Выбрать главу

Появились и ньюсмейкеры в генеральских погонах, о чём я уже рассказывал в предыдущей главе. Наиболее важные и ключевые события хода войны регулярно комментировали генералы В. Казанцев, Г. Трошев, В. Шаманов. Это обстоятельство неоднозначно воспринималось даже в высоких кабинетах Генштаба. Геннадия Николаевича, например, нередко упрекали за частое появление на телеэкране: несолидно, мол, командующему комментировать не самые громкие события.

Трошев хорошо понимал, сам не раз прочувствовал, как тяжело публично говорить о тактических просчётах и боевых потерях. Но и умалчивать об этом нельзя, ведь в противном случае общество перестаёт доверять официальным источникам. В этом плане показателен пример с 6-й ротой десантников, принявшей неравный бой под Улус-Кертом с превосходящими силами боевиков.

В штабе группировки случился ступор. Пожалуй, впервые за последние месяцы боёв. Москва молчала, руководство в Ханкале также решило пока ничего не сообщать прессе. Но шила в мешке не утаишь! Меня ежеминутно дергали журналисты информагентств и телевидения, расспрашивая о больших потерях в горах.
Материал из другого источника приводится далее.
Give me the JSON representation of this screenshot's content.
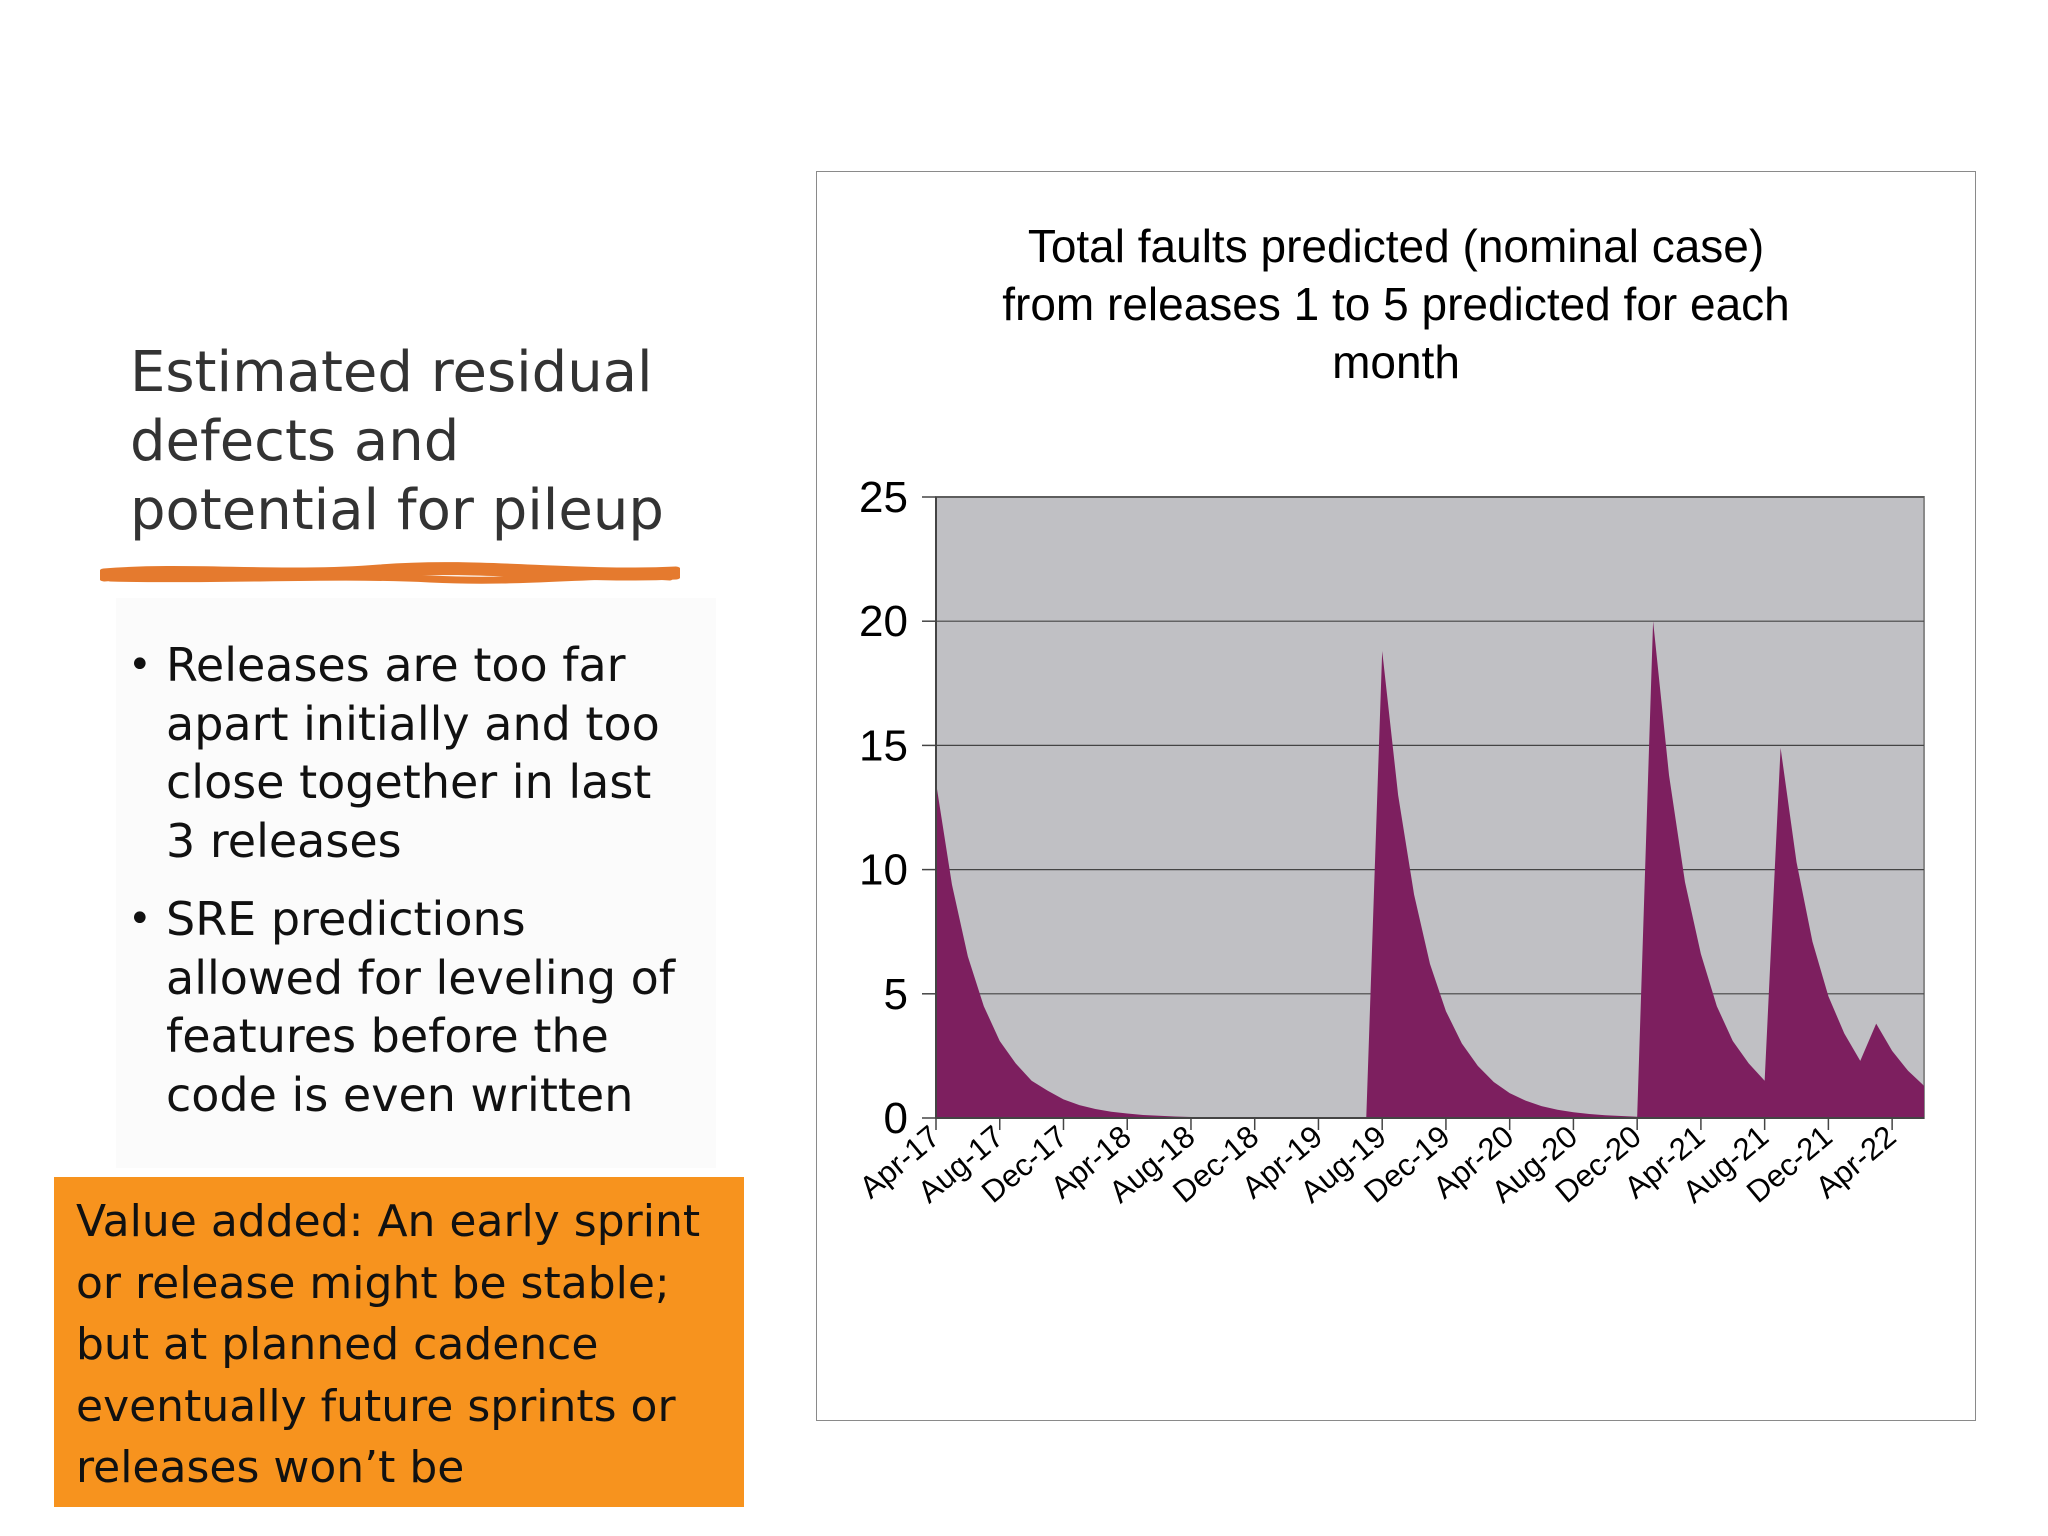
{
  "slide": {
    "title": "Estimated residual defects and potential for pileup",
    "bullets": [
      "Releases are too far apart initially and too close together in last 3 releases",
      "SRE predictions allowed for leveling of features before the code is even written"
    ],
    "bullet_glyph": "•",
    "value_added": "Value added: An early sprint or release might be stable; but at planned cadence eventually future sprints or releases won’t be"
  },
  "colors": {
    "accent_brush": "#e57a2e",
    "value_box": "#f7931e",
    "plot_area": "#c0c0c4",
    "series_fill": "#7d1f5f"
  },
  "chart_data": {
    "type": "area",
    "title_lines": [
      "Total faults predicted (nominal case)",
      "from releases 1 to 5 predicted for each",
      "month"
    ],
    "xlabel": "",
    "ylabel": "",
    "ylim": [
      0,
      25
    ],
    "yticks": [
      0,
      5,
      10,
      15,
      20,
      25
    ],
    "grid": true,
    "legend": "none",
    "x_tick_labels": [
      "Apr-17",
      "Aug-17",
      "Dec-17",
      "Apr-18",
      "Aug-18",
      "Dec-18",
      "Apr-19",
      "Aug-19",
      "Dec-19",
      "Apr-20",
      "Aug-20",
      "Dec-20",
      "Apr-21",
      "Aug-21",
      "Dec-21",
      "Apr-22"
    ],
    "x_start": "Apr-17",
    "x_end": "Jul-22",
    "series": [
      {
        "values": [
          13.5,
          9.4,
          6.5,
          4.5,
          3.1,
          2.2,
          1.5,
          1.1,
          0.75,
          0.52,
          0.36,
          0.25,
          0.18,
          0.12,
          0.09,
          0.06,
          0.04,
          0.03,
          0.02,
          0.01,
          0.01,
          0.01,
          0.0,
          0.0,
          0.0,
          0.0,
          0.0,
          0.0,
          18.8,
          13.0,
          9.0,
          6.2,
          4.3,
          3.0,
          2.1,
          1.45,
          1.0,
          0.7,
          0.48,
          0.33,
          0.23,
          0.16,
          0.11,
          0.08,
          0.05,
          20.0,
          13.8,
          9.5,
          6.6,
          4.5,
          3.1,
          2.2,
          1.5,
          14.9,
          10.3,
          7.1,
          4.9,
          3.4,
          2.3,
          3.8,
          2.7,
          1.9,
          1.3
        ]
      }
    ]
  }
}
— Что говорить? — допекал я, в свою очередь, оперативников штаба, которые уже получали донесения из штаба Восточной группировки. Те только разводили руками. Скажи, мол, что-нибудь. Потом разберёмся.

— Ничего себе, скажи что-нибудь! Нужна информация!

Но затем и вовсе поступила команда — до особого распоряжения журналистам ничего не выдавать.

В общих чертах я, конечно, владел информацией, но донесения поступали в течение суток. Ровно столько шёл бой на высоте 776. Сведения разнились. Однако молчать было нельзя. Честно скажу, несколько слукавил. Во-первых, имел приказ от начальства пока не разглашать информацию. Во-вторых, "помогли" сами журналисты. Задали вопрос о крупном боестолкновении совсем в другом горном районе Чечни, в ста километрах от реального места боя. Что ж, какой вопрос — такой ответ! Я прокомментировал, что в том районе, где указал репортёр, боёв в данный момент нет. В остальном информация уточняется. Казалось бы, и не соврал. А у самого кошки скребут на душе. Прилетел на вертушке Трошев. Я к нему. Коротко переговорили. Он был уже в курсе и владел полной информацией. Я объяснил настырность журналистов, которые штурмуют меня, пытаясь добиться информации, а сами толком не знают, где и что произошло. Сам был свидетелем, как некоторые штабники советовали генералу умолчать об истинных потерях. Трошев размышлял недолго.

— Геннадий, собирай журналистов. Срочно!

Он точно знал: любая правда — лучше сладкой лжи. Трошев первым рассказал о бое в горах, о потерях. Чётко, взвешивая каждое слово, акцентировав внимание на причинах случившегося и общей ситуации. Добавлю, что к тому времени генерал уже не возглавлял Восточную группировку. Казанцев находился в госпитале, у него прихватило сердце. На месте Трошева другой сослался бы на обстоятельства, мол, обращайтесь к десантникам. Мог бы и вовсе промолчать или отделаться дежурными фразами. Но Геннадий Николаевич принял удар на себя.

В такой же, мягко скажем, нестандартной ситуации оказался в августе 96-го и генерал Константин Пуликовский. Все помнят его знаменитый "ультиматум". Он обстоятельно, конкретно описал те трагические события в своей книге "Украденное возмездие". Боевикам удалось проникнуть в город и захватить важные объекты. Масхадов наверняка понимал, что, даже стянув в Грозный все свои отряды, он всё равно окажется в кольце. Авантюра чистой воды в военном отношении! Зато в политическом плане — верный козырь. В Москве избирали Б. Ельцина на новый срок. К тому же явно кто-то из Кремля подсказал Масхадову ударить именно в этот момент. Слив информации, откровенное предательство в высших эшелонах власти — в первую чеченскую войну явление, увы, не редкое. Достаточно вспомнить лето 95-го, когда боевиков прочно заперли в горах. И вдруг последовала команда: отставить. Трудно представить, какие чувства испытывали в тот момент генералы А. Куликов, Г. Трошев, В. Булгаков. В частях группировки в тот период открыто говорили о предательстве Москвы.

Пуликовский через журналистов обратился к жителям с предложением покинуть город в течение 48 часов по специально представленному коридору через Старую Сунжу. Тогда удалось полностью заблокировать город: мышь не проскочила бы! Тщательно продуманный план, по всем правилам военного искусства, во многом был использован через три года в январско-февральской операции 2000 года.